When you configure libopus to encode using 2.5 ms frames, the mathematical delay formula is:

\[\text{Algorithmic Latency} = \text{Frame Size} + \text{Look-ahead}\] \[\text{Algorithmic Latency} = 2.5\text{ ms} + 2.5\text{ ms} = 5.0\text{ ms}\]

How to Configure libopus for Minimum Latency

To achieve the 5.0 ms latency target in a practical application, you must configure the encoder with specific parameters:

Force CELT Mode: Opus operates in three modes: SILK (for voice), CELT (for music/low-latency), and Hybrid. SILK has a minimum frame size of 10 ms and a 5 ms look-ahead (15 ms total). To get down to 5 ms, you must force the encoder into CELT mode or restricted-lowdelay mode.
Set Frame Size to 2.5 ms: When passing audio buffers to the opus_encode() function, the number of samples per channel must correspond exactly to 2.5 ms. For a 48 kHz sampling rate, this equals 120 samples per channel (\(48000 \times 0.0025\)).
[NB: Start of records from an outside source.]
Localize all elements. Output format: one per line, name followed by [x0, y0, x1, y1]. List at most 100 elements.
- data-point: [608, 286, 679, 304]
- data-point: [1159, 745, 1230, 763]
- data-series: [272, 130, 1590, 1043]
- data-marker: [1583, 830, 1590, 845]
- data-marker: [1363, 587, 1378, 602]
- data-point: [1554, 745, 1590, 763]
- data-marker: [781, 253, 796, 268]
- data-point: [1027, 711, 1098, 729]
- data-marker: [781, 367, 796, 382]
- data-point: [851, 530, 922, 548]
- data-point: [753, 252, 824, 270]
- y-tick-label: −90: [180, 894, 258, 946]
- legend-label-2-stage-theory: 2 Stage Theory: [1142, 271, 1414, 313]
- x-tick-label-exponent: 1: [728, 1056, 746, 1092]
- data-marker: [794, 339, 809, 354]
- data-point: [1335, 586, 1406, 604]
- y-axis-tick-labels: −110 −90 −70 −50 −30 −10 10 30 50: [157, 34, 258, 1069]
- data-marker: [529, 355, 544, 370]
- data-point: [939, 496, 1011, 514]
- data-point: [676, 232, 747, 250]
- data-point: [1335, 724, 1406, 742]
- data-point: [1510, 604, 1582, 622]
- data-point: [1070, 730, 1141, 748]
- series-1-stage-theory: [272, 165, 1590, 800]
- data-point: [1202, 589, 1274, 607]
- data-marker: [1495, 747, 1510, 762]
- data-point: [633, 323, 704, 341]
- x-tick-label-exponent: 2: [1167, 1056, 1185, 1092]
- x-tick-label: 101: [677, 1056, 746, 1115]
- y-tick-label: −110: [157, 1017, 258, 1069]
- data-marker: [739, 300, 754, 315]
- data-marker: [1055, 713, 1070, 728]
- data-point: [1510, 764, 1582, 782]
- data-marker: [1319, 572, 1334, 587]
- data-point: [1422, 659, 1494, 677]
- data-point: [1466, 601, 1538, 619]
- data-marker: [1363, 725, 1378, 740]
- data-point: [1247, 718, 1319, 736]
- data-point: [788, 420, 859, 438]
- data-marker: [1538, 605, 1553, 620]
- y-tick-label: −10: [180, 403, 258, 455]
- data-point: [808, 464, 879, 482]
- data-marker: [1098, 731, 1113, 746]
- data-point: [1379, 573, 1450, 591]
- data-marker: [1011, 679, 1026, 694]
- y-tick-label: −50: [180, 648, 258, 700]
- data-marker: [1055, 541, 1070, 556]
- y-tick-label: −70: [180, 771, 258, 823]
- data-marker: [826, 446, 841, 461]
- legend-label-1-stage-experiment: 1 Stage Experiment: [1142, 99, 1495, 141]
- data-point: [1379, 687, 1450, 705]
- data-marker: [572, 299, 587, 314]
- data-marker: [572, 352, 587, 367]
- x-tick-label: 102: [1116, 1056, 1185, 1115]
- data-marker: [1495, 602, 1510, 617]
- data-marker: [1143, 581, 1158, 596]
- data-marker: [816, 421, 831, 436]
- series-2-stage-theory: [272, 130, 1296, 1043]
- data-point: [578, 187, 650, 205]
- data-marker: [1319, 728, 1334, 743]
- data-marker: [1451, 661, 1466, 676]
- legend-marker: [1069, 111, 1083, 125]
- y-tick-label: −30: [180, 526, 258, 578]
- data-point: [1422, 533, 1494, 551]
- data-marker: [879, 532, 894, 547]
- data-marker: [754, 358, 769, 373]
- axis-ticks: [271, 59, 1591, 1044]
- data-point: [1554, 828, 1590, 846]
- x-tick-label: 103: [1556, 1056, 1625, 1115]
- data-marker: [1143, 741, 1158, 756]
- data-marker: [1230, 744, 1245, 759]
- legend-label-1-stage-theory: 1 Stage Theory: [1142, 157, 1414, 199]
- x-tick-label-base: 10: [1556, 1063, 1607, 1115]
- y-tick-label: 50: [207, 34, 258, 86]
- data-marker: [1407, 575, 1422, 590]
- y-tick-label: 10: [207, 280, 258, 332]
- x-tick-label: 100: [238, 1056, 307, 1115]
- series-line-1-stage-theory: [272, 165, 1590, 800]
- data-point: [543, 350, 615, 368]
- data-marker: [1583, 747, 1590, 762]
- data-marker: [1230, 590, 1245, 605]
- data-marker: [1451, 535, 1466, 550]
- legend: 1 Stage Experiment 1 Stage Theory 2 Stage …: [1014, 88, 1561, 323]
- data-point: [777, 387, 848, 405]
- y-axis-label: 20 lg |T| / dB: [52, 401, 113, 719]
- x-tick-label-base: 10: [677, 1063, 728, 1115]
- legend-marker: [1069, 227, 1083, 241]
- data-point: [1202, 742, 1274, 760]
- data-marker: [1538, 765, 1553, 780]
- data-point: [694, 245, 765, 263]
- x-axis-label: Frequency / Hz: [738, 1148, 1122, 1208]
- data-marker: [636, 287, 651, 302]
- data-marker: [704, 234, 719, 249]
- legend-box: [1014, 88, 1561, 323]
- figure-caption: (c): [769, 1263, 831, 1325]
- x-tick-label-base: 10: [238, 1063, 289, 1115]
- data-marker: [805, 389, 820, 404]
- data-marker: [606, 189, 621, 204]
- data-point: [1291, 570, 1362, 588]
Trade-offs of Ultra-Low Latency Encoding

While a 5 ms algorithmic latency is ideal for real-time interactive applications like musical collaboration or gaming, it comes with trade-offs:

Lower Compression Efficiency: Smaller frame sizes mean more packets must be transmitted per second. 400 packets per second are required for 2.5 ms frames, compared to only 50 packets per second for 20 ms frames.
Increased Network Overhead: Because each packet requires IP, UDP, and RTP headers, transmitting 400 packets per second significantly increases the network overhead compared to larger frame sizes, even if the actual audio payload remains small.